Keita Kosugi represents another transfer misstep. The Japanese full-back's €6.5 million January arrival at Eintracht Frankfurt from Djurgårdens IF generated minimal fanfare, yet his invisibility proved complete. Signed as cover for left-back duties, Kosugi never made a competitive debut. He appeared on squad sheets during early weeks before disappearing entirely from matchday rosters after March. At 20 years old, the Under-23 international remains unsigned promise.

The Broader Transfer Crisis

These high-profile failures underscore a recurring Bundesliga issue: clubs signing players without adequate fit assessments or realistic pathway integration.

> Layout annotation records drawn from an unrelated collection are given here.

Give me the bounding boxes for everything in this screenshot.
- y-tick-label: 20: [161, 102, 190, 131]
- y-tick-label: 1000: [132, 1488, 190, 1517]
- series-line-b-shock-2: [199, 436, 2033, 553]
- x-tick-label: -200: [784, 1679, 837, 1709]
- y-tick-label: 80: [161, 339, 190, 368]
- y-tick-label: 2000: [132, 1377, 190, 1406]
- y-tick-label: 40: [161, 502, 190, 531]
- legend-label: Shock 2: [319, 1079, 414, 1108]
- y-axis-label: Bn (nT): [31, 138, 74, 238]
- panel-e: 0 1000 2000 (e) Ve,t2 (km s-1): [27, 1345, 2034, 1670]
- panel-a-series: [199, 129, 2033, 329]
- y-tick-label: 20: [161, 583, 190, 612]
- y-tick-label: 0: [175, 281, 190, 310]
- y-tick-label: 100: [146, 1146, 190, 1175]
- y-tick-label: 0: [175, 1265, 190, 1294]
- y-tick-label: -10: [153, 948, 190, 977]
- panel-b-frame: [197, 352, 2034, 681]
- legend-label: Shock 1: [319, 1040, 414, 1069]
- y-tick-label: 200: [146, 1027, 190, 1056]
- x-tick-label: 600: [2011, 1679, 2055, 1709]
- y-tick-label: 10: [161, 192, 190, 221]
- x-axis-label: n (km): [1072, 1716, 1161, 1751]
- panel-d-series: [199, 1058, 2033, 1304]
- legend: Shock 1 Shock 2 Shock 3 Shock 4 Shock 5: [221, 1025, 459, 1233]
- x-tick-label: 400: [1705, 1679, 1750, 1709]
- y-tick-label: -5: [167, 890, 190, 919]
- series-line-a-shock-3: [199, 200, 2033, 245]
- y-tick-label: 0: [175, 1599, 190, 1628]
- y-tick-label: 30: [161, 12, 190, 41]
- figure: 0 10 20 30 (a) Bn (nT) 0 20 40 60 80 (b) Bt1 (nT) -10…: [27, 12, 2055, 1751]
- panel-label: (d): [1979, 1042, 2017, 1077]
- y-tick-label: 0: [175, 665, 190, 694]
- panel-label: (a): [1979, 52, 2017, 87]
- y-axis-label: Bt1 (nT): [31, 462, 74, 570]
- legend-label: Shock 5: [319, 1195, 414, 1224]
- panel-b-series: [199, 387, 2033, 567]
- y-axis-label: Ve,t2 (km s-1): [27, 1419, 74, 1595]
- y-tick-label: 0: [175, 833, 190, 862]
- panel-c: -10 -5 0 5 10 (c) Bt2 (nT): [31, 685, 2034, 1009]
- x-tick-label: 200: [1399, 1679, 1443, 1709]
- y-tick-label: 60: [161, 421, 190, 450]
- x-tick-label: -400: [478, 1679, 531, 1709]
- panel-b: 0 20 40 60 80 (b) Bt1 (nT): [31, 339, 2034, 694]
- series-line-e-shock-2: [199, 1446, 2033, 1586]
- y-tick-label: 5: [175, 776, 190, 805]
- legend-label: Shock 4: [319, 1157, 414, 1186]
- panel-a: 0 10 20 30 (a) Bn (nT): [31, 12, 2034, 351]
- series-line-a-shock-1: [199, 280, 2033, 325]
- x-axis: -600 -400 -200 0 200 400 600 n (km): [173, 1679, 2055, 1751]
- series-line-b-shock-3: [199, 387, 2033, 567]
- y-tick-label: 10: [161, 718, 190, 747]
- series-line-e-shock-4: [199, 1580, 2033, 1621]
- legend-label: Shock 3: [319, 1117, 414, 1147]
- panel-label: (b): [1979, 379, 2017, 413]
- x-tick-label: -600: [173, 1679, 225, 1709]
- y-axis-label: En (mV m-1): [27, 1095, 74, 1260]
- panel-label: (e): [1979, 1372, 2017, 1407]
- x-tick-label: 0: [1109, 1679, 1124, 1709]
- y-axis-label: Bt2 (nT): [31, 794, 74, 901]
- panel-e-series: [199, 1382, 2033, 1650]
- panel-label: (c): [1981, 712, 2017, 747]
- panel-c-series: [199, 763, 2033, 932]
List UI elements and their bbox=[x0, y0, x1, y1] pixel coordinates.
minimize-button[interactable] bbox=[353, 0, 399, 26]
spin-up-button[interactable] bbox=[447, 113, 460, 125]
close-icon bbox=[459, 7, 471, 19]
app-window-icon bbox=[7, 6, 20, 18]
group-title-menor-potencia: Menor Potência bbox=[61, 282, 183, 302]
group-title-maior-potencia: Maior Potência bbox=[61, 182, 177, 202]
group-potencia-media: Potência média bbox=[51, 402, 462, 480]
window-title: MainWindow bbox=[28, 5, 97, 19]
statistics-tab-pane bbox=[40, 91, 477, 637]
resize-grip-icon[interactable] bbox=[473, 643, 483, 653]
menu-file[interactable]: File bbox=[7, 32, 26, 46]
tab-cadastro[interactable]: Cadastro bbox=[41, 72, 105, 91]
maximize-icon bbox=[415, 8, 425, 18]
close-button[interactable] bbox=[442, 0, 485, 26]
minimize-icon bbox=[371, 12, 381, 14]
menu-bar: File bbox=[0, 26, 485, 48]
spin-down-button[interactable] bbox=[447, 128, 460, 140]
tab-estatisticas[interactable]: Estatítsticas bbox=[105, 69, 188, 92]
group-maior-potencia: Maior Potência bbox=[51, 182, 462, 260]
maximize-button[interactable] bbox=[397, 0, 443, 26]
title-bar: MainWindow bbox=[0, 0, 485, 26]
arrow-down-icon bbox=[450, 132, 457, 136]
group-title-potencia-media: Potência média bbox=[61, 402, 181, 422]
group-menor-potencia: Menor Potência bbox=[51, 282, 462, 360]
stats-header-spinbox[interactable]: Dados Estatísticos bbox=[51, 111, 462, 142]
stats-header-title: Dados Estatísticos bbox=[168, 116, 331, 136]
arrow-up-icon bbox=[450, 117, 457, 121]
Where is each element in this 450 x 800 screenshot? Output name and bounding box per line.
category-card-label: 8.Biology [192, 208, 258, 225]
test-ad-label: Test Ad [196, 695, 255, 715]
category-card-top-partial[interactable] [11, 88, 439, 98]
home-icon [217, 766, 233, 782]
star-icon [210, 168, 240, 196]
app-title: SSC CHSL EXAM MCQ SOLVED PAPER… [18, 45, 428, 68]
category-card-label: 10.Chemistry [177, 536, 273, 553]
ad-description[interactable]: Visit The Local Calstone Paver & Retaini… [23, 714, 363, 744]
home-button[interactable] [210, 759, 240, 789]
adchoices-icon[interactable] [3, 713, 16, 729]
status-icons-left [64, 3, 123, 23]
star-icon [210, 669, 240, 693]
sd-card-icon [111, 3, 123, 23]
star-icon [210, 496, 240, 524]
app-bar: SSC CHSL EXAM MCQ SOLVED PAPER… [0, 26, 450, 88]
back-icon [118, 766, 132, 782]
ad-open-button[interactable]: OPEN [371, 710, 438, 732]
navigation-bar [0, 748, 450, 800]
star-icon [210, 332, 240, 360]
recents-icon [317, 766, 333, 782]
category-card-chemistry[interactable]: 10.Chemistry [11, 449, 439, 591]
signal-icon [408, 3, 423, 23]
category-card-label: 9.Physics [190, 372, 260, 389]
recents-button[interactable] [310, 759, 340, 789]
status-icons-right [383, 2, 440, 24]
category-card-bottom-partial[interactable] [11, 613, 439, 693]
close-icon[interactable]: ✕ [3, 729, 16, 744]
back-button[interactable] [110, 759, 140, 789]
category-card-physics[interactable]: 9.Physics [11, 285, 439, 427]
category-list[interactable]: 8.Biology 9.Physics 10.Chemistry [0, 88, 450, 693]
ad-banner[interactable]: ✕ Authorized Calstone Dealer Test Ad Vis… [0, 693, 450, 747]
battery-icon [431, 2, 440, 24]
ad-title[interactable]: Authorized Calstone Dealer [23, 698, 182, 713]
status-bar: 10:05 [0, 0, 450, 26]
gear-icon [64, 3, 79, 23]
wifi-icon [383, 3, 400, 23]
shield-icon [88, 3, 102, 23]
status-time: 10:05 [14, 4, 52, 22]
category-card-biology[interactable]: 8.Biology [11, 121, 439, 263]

Whether talented youngsters requiring adaptation time or experienced acquisitions failing to meet strategic needs, the 2025-26 season demonstrated that prestigious names and transfer fees guarantee nothing. Samuel Mbangula at Werder Bremen—Juventus's €10 million export—provided only partial redemption with sporadic goal contributions, while others vanished entirely from team plans. As recruitment standards continue evolving across the division, identifying which mid-window signings represent genuine oversights versus patience-requiring talents will define clubs' summer planning strategies.